Bei einer gänzlich anderen Methode zur Herstellung von Quasikristallen zwingt man die Teilchen von außen auf ihren bevorzugten Platz. Kolloidale Quasikristalle lassen sich zum Beispiel mit Laserstrahlen erzeugen. Bei der Überlagerung von fünf, sieben oder mehr Laserstrahlen entstehen Interferenzmuster mit quasikristalliner Struktur. Da Kolloide immer in die Bereiche höchster Laserintensität gezogen werden, ordnen sie sich in solchen Laserfeldern quasikristallin an.

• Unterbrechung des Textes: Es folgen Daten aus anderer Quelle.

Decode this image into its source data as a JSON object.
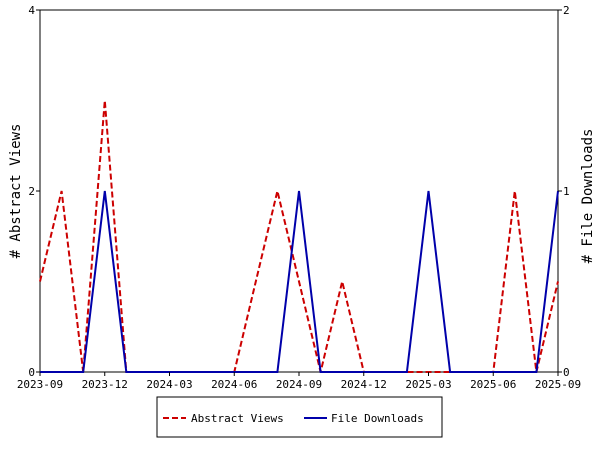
{
  "chart_data": {
    "type": "line",
    "x": [
      "2023-09",
      "2023-10",
      "2023-11",
      "2023-12",
      "2024-01",
      "2024-02",
      "2024-03",
      "2024-04",
      "2024-05",
      "2024-06",
      "2024-07",
      "2024-08",
      "2024-09",
      "2024-10",
      "2024-11",
      "2024-12",
      "2025-01",
      "2025-02",
      "2025-03",
      "2025-04",
      "2025-05",
      "2025-06",
      "2025-07",
      "2025-08",
      "2025-09"
    ],
    "x_ticks": [
      "2023-09",
      "2023-12",
      "2024-03",
      "2024-06",
      "2024-09",
      "2024-12",
      "2025-03",
      "2025-06",
      "2025-09"
    ],
    "series": [
      {
        "name": "Abstract Views",
        "axis": "left",
        "color": "#cc0000",
        "dash": "dashed",
        "values": [
          1,
          2,
          0,
          3,
          0,
          0,
          0,
          0,
          0,
          0,
          1,
          2,
          1,
          0,
          1,
          0,
          0,
          0,
          0,
          0,
          0,
          0,
          2,
          0,
          1
        ]
      },
      {
        "name": "File Downloads",
        "axis": "right",
        "color": "#0000aa",
        "dash": "solid",
        "values": [
          0,
          0,
          0,
          1,
          0,
          0,
          0,
          0,
          0,
          0,
          0,
          0,
          1,
          0,
          0,
          0,
          0,
          0,
          1,
          0,
          0,
          0,
          0,
          0,
          1
        ]
      }
    ],
    "ylabel": "# Abstract Views",
    "ylabel_right": "# File Downloads",
    "ylim": [
      0,
      4
    ],
    "ylim_right": [
      0,
      2
    ],
    "y_ticks": [
      "0",
      "2",
      "4"
    ],
    "y_ticks_right": [
      "0",
      "1",
      "2"
    ],
    "legend_position": "bottom"
  }
}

Wenn Teilchen ihre Plätze wechseln

Eine weitere faszinierende Eigenart von Quasikristallen, die bis heute Gegenstand vieler Untersuchungen ist, sind die hydrodynamischen Schwingungsmoden, die in einem Quasikristall auftreten. Wie in einem Kristall kommt es unter dem Einfluss von Wärme zu Gitterschwingungen, das heißt, die Einzelteilchen in der Struktur schwingen um ihre Gleichgewichtslage. Diese Bewegungen werden auch Phononen genannt.

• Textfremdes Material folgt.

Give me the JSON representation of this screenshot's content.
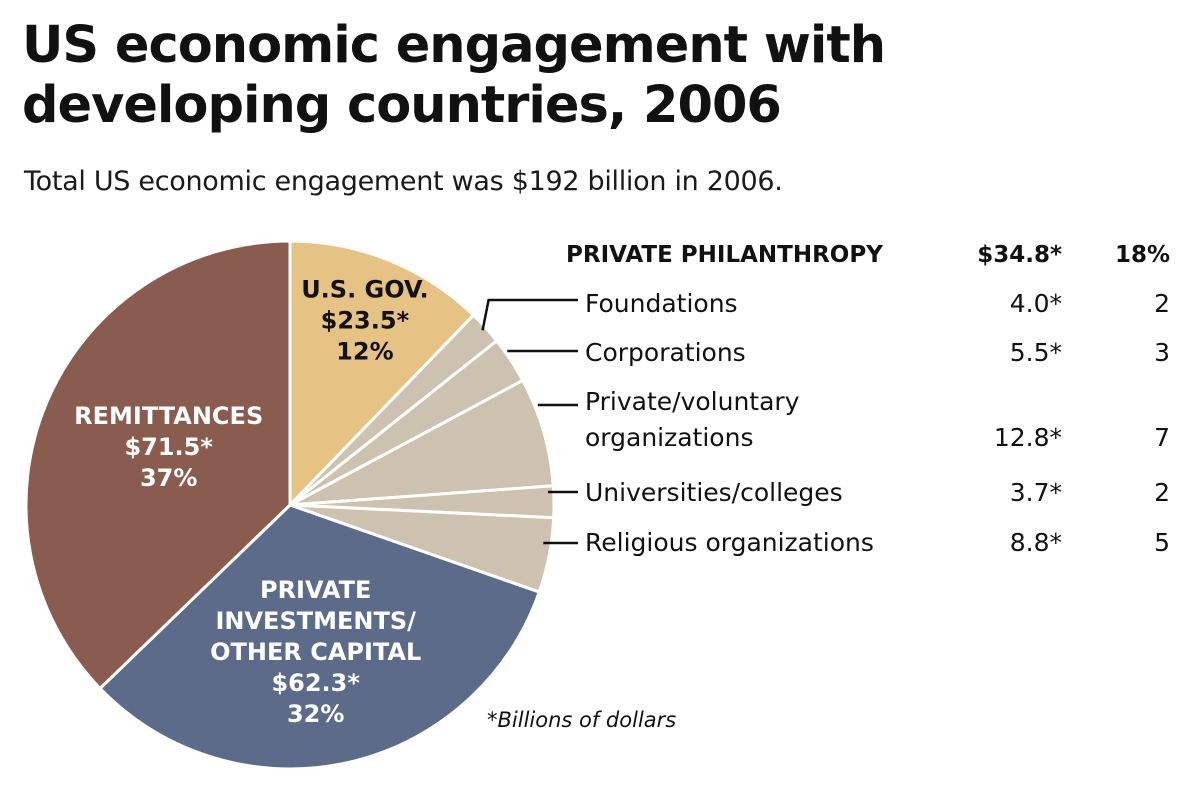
{
  "title_lines": [
    "US economic engagement with",
    "developing countries, 2006"
  ],
  "subtitle": "Total US economic engagement was $192 billion in 2006.",
  "footnote": "*Billions of dollars",
  "colors": {
    "us_gov": "#e6c385",
    "private_philanthropy": "#cdc1af",
    "private_investments": "#5d6b8b",
    "remittances": "#8a5b4f",
    "label_dark": "#111111",
    "label_light": "#ffffff",
    "leader": "#111111"
  },
  "chart_data": {
    "type": "pie",
    "unit_note": "*Billions of dollars",
    "slices": [
      {
        "key": "us_gov",
        "label_lines": [
          "U.S. GOV."
        ],
        "value": 23.5,
        "value_text": "$23.5*",
        "percent_text": "12%",
        "color": "#e6c385",
        "text_color": "#111111"
      },
      {
        "key": "foundations",
        "label_lines": [],
        "value": 4.0,
        "value_text": "",
        "percent_text": "",
        "color": "#cdc1af"
      },
      {
        "key": "corporations",
        "label_lines": [],
        "value": 5.5,
        "value_text": "",
        "percent_text": "",
        "color": "#cdc1af"
      },
      {
        "key": "pvo",
        "label_lines": [],
        "value": 12.8,
        "value_text": "",
        "percent_text": "",
        "color": "#cdc1af"
      },
      {
        "key": "universities",
        "label_lines": [],
        "value": 3.7,
        "value_text": "",
        "percent_text": "",
        "color": "#cdc1af"
      },
      {
        "key": "religious",
        "label_lines": [],
        "value": 8.8,
        "value_text": "",
        "percent_text": "",
        "color": "#cdc1af"
      },
      {
        "key": "private_investments",
        "label_lines": [
          "PRIVATE",
          "INVESTMENTS/",
          "OTHER CAPITAL"
        ],
        "value": 62.3,
        "value_text": "$62.3*",
        "percent_text": "32%",
        "color": "#5d6b8b",
        "text_color": "#ffffff"
      },
      {
        "key": "remittances",
        "label_lines": [
          "REMITTANCES"
        ],
        "value": 71.5,
        "value_text": "$71.5*",
        "percent_text": "37%",
        "color": "#8a5b4f",
        "text_color": "#ffffff"
      }
    ],
    "philanthropy_table": {
      "header": {
        "label": "PRIVATE PHILANTHROPY",
        "value": "$34.8*",
        "percent": "18%"
      },
      "rows": [
        {
          "key": "foundations",
          "label_lines": [
            "Foundations"
          ],
          "value": "4.0*",
          "percent": "2"
        },
        {
          "key": "corporations",
          "label_lines": [
            "Corporations"
          ],
          "value": "5.5*",
          "percent": "3"
        },
        {
          "key": "pvo",
          "label_lines": [
            "Private/voluntary",
            "organizations"
          ],
          "value": "12.8*",
          "percent": "7"
        },
        {
          "key": "universities",
          "label_lines": [
            "Universities/colleges"
          ],
          "value": "3.7*",
          "percent": "2"
        },
        {
          "key": "religious",
          "label_lines": [
            "Religious organizations"
          ],
          "value": "8.8*",
          "percent": "5"
        }
      ]
    }
  }
}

PhasonenKolloide im Laserfeld

Animationen: phasonische Verschiebung

In Quasikristallen kann es aber zusätzlich noch andere Moden, sogenannte Phasonen, geben. Bei diesen springen einige Teilchen an ganz neue Plätze. Derartige Umordnungen in der Struktur können so erfolgen, dass sich die Gesamtenergie des Quasikristalls nicht ändert. Inzwischen wurden die Bahnen, auf denen sich einzelne Teilchen bei einer phasonischen Verschiebung bewegen, mithilfe kolloidaler Quasikristalle identifiziert. Forscher vermuten, dass Phasonen die Materialeigenschaften eines Quasikristalls beeinflussen. Da Phasonen auch thermisch angeregt werden können, helfen sie vielleicht zu erklären, wie einige Materialeigenschaften von der Temperatur abhängen.